А Баталин говорил что-то нескладное:
– Вы молчите, и я вижу слезы на вашем лице. И мне страшно и стыдно. Но клянусь вам, я не могу жить без вас. Вы говорите: муж. Но я ничего не понимаю. И все препятствия мне кажутся странными и ненужными. Бросим все и уедем заграницу.
– Нет, нет! – говорила Любовь Григорьевна, широко раскрывая глаза. – То, что я позволила вам поцеловать себя – это дурман какой-то. Это ужасно. Я все расскажу мужу. А вы – умоляю вас – уезжайте скорее отсюда. Я не люблю вас. Слышите? Я не люблю вас.
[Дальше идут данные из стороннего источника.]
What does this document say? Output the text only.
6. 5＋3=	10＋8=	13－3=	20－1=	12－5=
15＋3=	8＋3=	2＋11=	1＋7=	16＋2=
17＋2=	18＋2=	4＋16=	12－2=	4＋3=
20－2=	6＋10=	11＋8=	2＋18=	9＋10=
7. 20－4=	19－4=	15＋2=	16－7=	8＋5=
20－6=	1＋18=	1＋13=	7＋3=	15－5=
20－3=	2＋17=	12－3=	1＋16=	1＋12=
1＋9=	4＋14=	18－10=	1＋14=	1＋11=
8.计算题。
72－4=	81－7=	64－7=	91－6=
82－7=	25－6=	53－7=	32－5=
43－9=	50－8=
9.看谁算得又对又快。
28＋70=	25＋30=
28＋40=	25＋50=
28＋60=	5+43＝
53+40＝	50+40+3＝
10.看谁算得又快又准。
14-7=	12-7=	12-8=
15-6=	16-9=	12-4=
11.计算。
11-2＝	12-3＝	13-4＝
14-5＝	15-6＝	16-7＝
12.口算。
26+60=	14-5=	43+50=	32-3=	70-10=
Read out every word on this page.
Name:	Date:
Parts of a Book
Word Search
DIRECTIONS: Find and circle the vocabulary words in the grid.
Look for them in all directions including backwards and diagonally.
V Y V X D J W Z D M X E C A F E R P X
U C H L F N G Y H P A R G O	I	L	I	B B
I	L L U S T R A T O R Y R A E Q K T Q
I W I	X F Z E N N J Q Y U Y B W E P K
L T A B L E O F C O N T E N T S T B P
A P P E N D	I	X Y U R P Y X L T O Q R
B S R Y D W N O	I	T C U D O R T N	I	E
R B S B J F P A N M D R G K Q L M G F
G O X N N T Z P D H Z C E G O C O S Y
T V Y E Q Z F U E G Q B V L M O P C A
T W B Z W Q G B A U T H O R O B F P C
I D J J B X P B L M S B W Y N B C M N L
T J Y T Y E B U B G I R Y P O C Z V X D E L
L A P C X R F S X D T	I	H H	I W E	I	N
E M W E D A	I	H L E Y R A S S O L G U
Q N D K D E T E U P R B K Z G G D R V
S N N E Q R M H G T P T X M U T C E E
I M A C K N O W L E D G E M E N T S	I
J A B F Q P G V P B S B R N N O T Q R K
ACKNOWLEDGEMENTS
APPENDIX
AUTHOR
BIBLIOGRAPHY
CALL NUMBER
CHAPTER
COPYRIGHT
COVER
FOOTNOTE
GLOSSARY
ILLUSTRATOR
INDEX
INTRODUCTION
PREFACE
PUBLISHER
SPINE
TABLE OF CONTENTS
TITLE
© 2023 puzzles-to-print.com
– Молчите, – бормотал Баталин, – молчите. Ни вы, ни я не знаем, что будет завтра. Для меня теперь ничего не существует, кроме вас. И я не верю, чтобы такая любовь заслуживала упреков и осуждения. То, что вы не оттолкнули меня, когда я целовал ваши руки, разве это не высокая правда? И разве все трезвые слова не падают, как мертвые камни, когда расцветает сердце без мыслей о долге, обязанностях и о всем прочем?
В пансионе пили утренний кофе. Сергей Сергеевич просматривал газеты.
– Т-ое земство опять в опале, – говорил он не то с иронией, не то с удовольствием, – председателя не утвердили и Александра Ивановича выслали в Вологодскую губернию. Боже мой! Какие мы дикари! Хорошо вам, Валентин Александрович, не читать газет и презирать политику: вы – художник. Но нам, простым смертным, представляется чем-то диким и варварским эта нелепая тактика нашей бюрократии.
– Нет, отчего же! И я понимаю, что все это худо, – сказал Баталин и с тоской и ожиданием посмотрел на дверь: Любовь Григорьевна еще не вышла на веранду.